3. Back Through Time and Space to the Cosmic Background

Introduction:
In 1948, a physicist named George Gamow was investigating possible origins of the elements assuming a big bang model. He reasoned that very soon after the big bang, when the universe was small enough, it would be hot and dense enough for elementary particles to fuse into larger nuclei. He then realized that when the hot and dense early universe expanded sufficiently, atoms would form and the remaining photons would fly freely through the expanding universe. Gamow hypothesized that this would result in a highly redshifted microwave "echo" that should be detectable in any direction. Gamow's work went unrecognized at the time, but in 1964, Arno Penzias and Robert Wilson, two engineers from Bell Labs, detected a background hiss in every direction with a large antenna they was building as part of the brand-new satellite communications industry. The "hiss" turned out to be Gamow's "echo" of the big bang. The "Echo," now commonly called the Cosmic Microwave Background (CMB), has been intensively studied since 1948 as the earliest source of information about the origin of the universe, and the origin of galaxies. In this Doing Science, you will gather images that show the universe from the present back to its beginnings and explore its connection to the modern structure of the universe.


Directions:
Collect the following images:

  1. Color Image of the Universe today: http://antwrp.gsfc.nasa.gov/apod/ap010202.html Follow the links to get the best resolution image possible. (This and subsequent images are all in the Mollweide projection, a useful way to present data from a sphere, like the sky or the surface of Earth onto a flat surface.)
  2. Three images from the 2MASS survey at the University of Massachusetts: http://pegasus.phast.umass.edu/. Click on IPAC Image Gallery: The Infrared Milky Way, the Infrared Universe, and the Galaxies of the Infrared Sky. These images show the Milky Way in infrared, and thousands of galaxies beyond. The third image of the set is color coded to show galaxies at increasing distance, and thus farther back in time to the big bang. Follow the Full size Image links to get the largest version you can comfortably download to your computer.
  3. The CMB Background from the WMAP mission: http://wmap.gsfc.nasa.gov/. Click on Outreach/Media and download The Microwave Sky. Choose the largest version you can download.


Your Report:
Open the five images in ImageJ or similar program that you can use to resize each of the images to the same dimensions. Overlay the images in the order above and create a movie that takes the viewer from the present to the distant past. Provide an explanation of how each image fits into the history of the Universe. Maps an images that will help you tell your story are:

Time Line of the Universe at http://wmap.gsfc.nasa.gov/m_mm.html

Microwave Sky Overlay at; http://lambda.gsfc.nasa.gov/product/map/current/m_images.cfm and

The CMB Spectrum at: http://lambda.gsfc.nasa.gov/product/cobe/firas_image.cfm and

Slide 29 at http://lambda.gsfc.nasa.gov/product/cobe/slide_captions.cfm.

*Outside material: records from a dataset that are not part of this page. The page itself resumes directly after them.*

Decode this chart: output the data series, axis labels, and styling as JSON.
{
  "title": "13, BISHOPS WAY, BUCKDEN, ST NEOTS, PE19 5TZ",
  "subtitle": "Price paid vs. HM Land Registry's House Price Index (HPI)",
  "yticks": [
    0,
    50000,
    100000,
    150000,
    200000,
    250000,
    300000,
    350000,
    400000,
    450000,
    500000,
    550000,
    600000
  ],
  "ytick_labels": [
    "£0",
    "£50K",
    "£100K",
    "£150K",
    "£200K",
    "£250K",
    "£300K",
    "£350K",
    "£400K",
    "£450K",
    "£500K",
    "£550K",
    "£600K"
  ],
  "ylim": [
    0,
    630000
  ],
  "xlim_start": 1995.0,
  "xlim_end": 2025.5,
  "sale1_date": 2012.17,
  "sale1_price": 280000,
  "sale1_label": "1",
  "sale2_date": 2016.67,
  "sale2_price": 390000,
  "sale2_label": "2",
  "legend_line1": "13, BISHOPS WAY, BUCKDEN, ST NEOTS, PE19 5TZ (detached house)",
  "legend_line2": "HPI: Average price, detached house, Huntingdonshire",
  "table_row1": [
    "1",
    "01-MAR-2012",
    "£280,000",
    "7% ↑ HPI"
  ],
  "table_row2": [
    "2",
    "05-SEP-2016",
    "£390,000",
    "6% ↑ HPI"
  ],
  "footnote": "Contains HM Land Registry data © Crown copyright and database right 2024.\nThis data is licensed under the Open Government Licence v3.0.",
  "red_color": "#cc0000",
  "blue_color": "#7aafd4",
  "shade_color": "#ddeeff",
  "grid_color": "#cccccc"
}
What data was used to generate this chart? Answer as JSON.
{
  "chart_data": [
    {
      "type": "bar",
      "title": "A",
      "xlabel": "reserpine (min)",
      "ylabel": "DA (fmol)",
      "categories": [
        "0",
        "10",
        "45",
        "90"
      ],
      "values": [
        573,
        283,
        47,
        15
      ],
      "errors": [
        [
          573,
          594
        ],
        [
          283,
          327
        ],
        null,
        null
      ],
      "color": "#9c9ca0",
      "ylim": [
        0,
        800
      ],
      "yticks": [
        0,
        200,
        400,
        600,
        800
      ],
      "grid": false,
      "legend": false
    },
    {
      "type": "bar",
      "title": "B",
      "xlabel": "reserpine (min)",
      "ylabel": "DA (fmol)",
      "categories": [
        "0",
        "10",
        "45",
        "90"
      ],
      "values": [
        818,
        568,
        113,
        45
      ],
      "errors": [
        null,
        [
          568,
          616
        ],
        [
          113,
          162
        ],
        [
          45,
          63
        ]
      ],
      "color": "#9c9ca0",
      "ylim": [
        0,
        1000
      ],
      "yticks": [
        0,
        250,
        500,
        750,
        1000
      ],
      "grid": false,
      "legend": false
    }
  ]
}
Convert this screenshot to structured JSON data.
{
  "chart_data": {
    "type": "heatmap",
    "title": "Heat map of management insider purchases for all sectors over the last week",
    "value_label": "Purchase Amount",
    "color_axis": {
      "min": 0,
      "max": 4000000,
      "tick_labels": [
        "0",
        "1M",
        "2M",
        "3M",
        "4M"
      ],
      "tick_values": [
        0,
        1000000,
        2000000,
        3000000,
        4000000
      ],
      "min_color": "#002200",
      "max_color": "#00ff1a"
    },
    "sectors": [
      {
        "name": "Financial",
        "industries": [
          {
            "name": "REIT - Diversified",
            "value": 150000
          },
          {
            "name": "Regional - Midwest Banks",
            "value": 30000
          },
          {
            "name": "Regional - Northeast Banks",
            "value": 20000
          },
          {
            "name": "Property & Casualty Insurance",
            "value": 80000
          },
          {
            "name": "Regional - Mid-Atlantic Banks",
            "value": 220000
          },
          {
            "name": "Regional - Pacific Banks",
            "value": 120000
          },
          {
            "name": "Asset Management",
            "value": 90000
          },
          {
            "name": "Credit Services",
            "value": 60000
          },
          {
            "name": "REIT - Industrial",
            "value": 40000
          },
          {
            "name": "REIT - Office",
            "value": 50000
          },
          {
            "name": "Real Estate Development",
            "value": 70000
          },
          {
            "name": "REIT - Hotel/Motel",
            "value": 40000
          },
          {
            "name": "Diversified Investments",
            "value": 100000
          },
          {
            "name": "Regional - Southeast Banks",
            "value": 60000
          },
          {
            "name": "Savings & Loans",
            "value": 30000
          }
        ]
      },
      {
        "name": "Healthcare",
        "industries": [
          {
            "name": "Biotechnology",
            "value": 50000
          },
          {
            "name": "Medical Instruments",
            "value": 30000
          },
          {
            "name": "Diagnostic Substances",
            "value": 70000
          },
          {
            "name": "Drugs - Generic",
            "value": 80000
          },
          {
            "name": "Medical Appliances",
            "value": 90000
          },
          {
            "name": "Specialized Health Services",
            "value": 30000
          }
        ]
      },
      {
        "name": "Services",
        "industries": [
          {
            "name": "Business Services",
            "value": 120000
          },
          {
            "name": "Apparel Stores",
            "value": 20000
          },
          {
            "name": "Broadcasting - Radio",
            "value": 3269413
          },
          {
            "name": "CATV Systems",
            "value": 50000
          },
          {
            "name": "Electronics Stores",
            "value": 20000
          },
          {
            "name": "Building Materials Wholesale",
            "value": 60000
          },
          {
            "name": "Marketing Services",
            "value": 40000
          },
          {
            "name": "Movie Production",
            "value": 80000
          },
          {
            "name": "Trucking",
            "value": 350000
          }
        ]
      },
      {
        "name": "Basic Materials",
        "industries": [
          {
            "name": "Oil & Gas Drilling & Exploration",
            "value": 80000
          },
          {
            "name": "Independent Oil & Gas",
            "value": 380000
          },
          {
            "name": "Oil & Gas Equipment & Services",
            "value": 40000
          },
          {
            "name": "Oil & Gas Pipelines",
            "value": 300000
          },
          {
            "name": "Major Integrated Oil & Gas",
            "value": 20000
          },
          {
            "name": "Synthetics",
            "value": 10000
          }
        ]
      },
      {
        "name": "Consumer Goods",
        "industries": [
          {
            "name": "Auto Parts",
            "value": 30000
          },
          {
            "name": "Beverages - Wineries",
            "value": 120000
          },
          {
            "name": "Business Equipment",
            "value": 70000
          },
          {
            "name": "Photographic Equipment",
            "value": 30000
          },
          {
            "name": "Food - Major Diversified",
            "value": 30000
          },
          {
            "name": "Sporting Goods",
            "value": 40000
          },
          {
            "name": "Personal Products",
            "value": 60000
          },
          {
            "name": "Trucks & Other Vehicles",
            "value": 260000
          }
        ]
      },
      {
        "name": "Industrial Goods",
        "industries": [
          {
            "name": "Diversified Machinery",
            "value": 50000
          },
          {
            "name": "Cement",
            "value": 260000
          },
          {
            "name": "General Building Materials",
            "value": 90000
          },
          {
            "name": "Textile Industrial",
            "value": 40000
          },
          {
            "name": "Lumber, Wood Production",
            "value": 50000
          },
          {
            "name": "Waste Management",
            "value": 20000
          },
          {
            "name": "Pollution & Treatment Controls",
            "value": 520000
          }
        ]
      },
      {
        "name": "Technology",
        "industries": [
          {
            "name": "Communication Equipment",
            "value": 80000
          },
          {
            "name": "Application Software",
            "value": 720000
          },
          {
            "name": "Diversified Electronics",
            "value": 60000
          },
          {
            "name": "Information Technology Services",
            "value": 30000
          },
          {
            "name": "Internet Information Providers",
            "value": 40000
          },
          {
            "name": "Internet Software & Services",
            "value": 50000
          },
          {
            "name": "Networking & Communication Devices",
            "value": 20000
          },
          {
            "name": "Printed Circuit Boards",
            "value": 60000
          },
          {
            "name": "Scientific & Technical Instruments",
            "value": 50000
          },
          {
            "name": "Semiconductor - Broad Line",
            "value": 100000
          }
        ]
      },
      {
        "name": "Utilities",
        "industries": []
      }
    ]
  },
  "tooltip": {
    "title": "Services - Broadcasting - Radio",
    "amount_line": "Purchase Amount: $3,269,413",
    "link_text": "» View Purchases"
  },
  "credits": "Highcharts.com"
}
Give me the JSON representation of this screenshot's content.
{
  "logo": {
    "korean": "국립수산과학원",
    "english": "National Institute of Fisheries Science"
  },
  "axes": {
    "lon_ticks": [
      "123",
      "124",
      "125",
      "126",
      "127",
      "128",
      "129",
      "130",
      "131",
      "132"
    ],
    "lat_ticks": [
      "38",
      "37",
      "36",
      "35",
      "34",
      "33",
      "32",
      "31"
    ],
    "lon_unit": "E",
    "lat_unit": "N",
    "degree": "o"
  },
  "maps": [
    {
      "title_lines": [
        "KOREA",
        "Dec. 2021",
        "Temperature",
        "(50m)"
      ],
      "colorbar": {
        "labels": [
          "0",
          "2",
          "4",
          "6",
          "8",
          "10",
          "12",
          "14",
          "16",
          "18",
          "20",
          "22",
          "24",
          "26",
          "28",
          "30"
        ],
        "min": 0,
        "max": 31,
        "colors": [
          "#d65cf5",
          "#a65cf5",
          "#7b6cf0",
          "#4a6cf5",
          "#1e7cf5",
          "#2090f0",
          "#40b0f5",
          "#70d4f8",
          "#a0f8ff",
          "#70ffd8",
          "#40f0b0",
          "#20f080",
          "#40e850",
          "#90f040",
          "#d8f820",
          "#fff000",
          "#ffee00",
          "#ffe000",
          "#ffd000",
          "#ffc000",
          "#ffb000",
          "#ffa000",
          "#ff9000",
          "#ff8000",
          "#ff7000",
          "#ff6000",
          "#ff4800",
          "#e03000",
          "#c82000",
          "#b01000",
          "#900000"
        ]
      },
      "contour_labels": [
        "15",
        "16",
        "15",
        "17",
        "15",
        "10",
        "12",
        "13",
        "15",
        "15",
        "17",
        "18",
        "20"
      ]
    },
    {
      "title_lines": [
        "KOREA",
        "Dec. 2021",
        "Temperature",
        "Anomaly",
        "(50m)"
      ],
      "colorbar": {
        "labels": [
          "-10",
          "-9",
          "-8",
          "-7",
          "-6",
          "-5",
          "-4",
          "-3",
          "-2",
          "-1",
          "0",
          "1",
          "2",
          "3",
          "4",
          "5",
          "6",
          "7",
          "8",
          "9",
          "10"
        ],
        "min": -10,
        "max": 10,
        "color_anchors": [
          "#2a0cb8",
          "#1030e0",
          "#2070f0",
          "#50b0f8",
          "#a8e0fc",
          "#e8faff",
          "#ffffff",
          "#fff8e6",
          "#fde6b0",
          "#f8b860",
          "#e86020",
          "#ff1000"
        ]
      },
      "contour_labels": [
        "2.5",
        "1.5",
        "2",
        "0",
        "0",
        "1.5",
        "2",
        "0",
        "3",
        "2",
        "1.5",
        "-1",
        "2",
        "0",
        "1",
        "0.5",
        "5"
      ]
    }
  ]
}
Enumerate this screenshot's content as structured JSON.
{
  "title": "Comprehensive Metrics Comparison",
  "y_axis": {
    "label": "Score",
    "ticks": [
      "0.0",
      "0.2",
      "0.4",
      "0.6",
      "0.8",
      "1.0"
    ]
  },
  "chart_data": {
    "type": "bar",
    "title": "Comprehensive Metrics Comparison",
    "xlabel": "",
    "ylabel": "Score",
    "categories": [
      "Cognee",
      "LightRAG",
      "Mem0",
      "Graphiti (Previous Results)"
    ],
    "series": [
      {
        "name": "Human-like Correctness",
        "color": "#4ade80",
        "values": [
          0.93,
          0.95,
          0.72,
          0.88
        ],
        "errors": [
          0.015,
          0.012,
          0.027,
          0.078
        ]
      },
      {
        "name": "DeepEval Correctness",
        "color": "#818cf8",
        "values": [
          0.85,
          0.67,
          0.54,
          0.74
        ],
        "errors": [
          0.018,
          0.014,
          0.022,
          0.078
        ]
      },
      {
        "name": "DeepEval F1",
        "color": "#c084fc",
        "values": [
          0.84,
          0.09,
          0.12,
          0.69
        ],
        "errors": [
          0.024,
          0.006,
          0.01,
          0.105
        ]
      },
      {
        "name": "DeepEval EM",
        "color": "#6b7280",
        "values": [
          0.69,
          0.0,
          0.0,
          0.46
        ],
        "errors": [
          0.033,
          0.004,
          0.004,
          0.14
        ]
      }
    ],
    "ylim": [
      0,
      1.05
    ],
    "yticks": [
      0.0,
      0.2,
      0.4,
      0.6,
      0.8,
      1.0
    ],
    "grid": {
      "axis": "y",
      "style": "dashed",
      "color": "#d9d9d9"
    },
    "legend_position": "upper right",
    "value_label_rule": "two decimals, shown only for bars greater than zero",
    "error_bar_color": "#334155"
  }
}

Compare the distribution of the galaxies in Galaxies of the Infrared Sky with The Microwave Sky image. How does the distribution of the fluctuations in the microwave background compare with the distribution of galaxies?

Measurements indicate that the redshift of the CMB is z = 1089. What was the size and density of the universe at that time? About how long after the Big Bang did the CMB form?

Compile your report and present it to your class in the form of a PowerPoint presentation.